Delays to the tax filing season have happened before. The IRS delayed the start of the 2014 filing season due to a 16-day shutdown the previous year.
“By this time last year, the IRS had announced the beginning of the 2018 tax filing season, informing taxpayers it would begin accepting tax returns on Jan. 29, 2018. A delay in the announcement or opening of the tax filing system could adversely affect taxpayers and their ability to receive their tax refund on time,” writes Warner and Kaine. “The lapse in government funding has and will continue to pose other problems for taxpayers. Reports indicate many Americans are experiencing delays in financing or refinancing mortgages or other loans because of lenders’ inability to obtain tax transcripts to verify incomes for loans.”
Warner and Kaine are seeking answers from Treasury by Jan. 11 about the IRS’s plans to start accepting tax returns in 2019, and if that date is later than Jan. 29, explain the delay. The senators also want to know what contingency plans the IRS has for 2019 and want a list of all functions that are considered “non-essential.”
The Washington Post reported on Monday that the Treasury Department said Friday that it would restart an IRS program that makes it easier for companies to process mortgage applications.
Over at the Justice Department, acting Attorney General Matthew Whitaker wrote to employees to reassure them about the value of all employees during the partial government shutdown.
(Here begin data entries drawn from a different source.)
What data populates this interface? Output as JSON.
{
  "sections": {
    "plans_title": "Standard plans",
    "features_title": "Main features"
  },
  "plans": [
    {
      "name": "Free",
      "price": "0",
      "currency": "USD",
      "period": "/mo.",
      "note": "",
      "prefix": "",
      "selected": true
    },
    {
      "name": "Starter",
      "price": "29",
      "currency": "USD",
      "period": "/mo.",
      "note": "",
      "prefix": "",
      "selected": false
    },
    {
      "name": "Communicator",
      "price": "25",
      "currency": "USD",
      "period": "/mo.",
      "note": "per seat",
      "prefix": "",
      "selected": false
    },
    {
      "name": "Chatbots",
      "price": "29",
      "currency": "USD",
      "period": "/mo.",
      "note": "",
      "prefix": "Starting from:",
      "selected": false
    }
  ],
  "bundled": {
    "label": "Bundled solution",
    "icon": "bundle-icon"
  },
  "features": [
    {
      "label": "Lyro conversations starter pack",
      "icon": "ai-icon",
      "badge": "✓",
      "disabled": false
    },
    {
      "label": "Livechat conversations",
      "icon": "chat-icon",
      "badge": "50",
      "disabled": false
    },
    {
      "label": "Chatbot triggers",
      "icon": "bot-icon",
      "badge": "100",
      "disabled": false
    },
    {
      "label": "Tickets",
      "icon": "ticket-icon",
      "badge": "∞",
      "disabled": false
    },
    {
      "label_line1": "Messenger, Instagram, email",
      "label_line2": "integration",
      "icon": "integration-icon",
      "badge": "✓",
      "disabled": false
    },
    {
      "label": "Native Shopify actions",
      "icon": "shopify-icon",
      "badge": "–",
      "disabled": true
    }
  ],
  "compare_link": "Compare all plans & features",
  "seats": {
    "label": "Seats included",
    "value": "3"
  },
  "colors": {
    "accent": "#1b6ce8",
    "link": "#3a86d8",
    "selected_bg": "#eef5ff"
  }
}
“We are working with each department component to give you accurate information about the impact on your paychecks,” Whitaker writes. “The determination about which employees continue to work during the shutdown has nothing to do with whether your job is important. We are required by law to furlough employees without regard to the importance of their work, including employees working directly for the acting attorney general and deputy attorney general.”